Published Dec 2, 2011
HelloM1M1
56 Posts
So I ran into this question:
A charge nurse is providing orientation for a newly licensed nurse regarding the receipt of telephone orders. Which of the following statements by the newly licensed nurse indicates a need for further teaching?
* "I will repeat the telephone order back to the provider."
* "I will ask another nurse to review and sign the telephone order"
* "The telephone order should be directly transcribed into the nurse's notes."
*"The telephone order must be signed by the provider ASAP"
Answer is C, because it should be transcribed on the provider's order sheet in the medical record.

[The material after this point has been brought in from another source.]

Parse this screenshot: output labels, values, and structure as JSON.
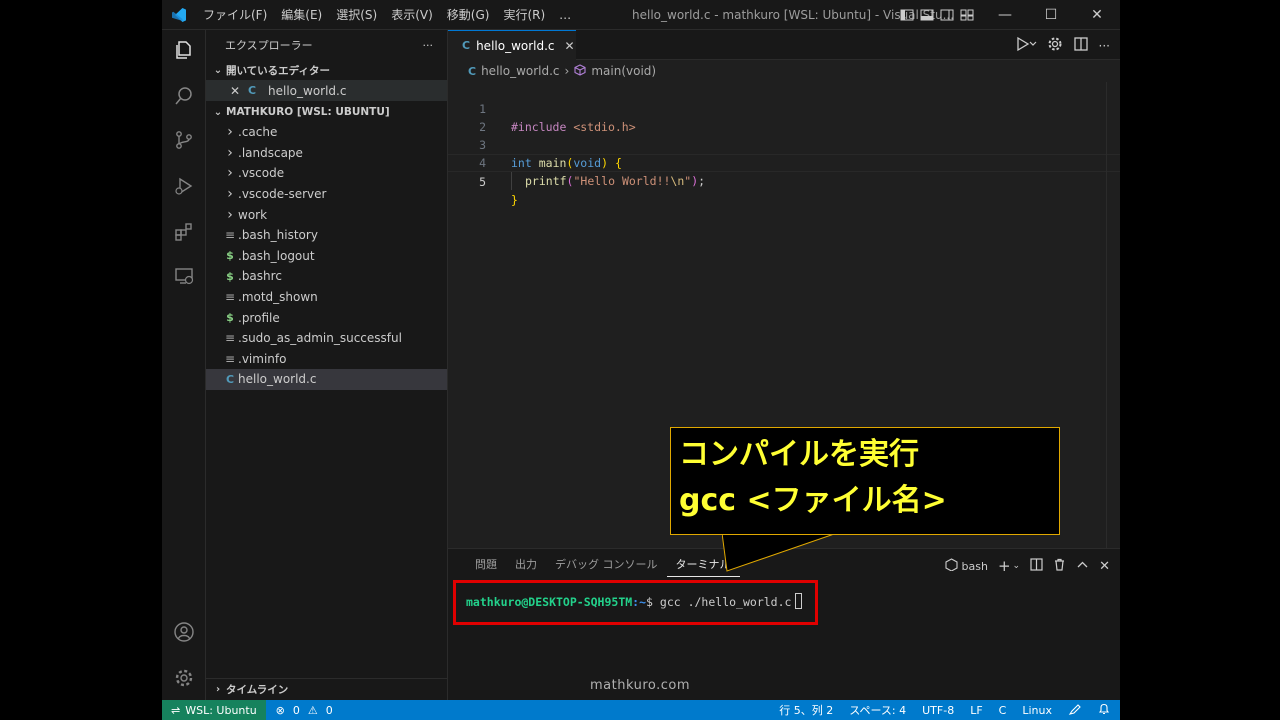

I understand the rationale, however, is that how it really works in the real world? I picked B because I was thinking if I'm the other nurse, I wouldn't sign if I wasn't actually there to hear the conversation on the phone. I guess my question is, in the real world, if you're the other nurse, how would you review and sign something that you didn't physically receive/witness?
Pedsnurze
204 Posts
We do not transcribe orders onto nurses notes thus answer would be C. Belong on Physicians/Doctors
NurseLoveJoy88, ASN, RN
3,959 Posts
Yes the answer is see. We don't do that.
tanyanchlls
50 Posts
how about A.. repeating the order to be certian? as we do in an emergency situation? just a thought
Meriwhen, ASN, BSN, MSN, RN
4 Articles; 7,907 Posts
The question is asking which action she shouldn't do. You ALWAYS repeat the order back, emergency situation or not.
I agree: I would have picked C. The other three make perfect sense as to what to do with verbal/telephone orders, though I guess the 2nd nurse signing it may be a facility-specific thing. But a 2nd nurse should at least review it.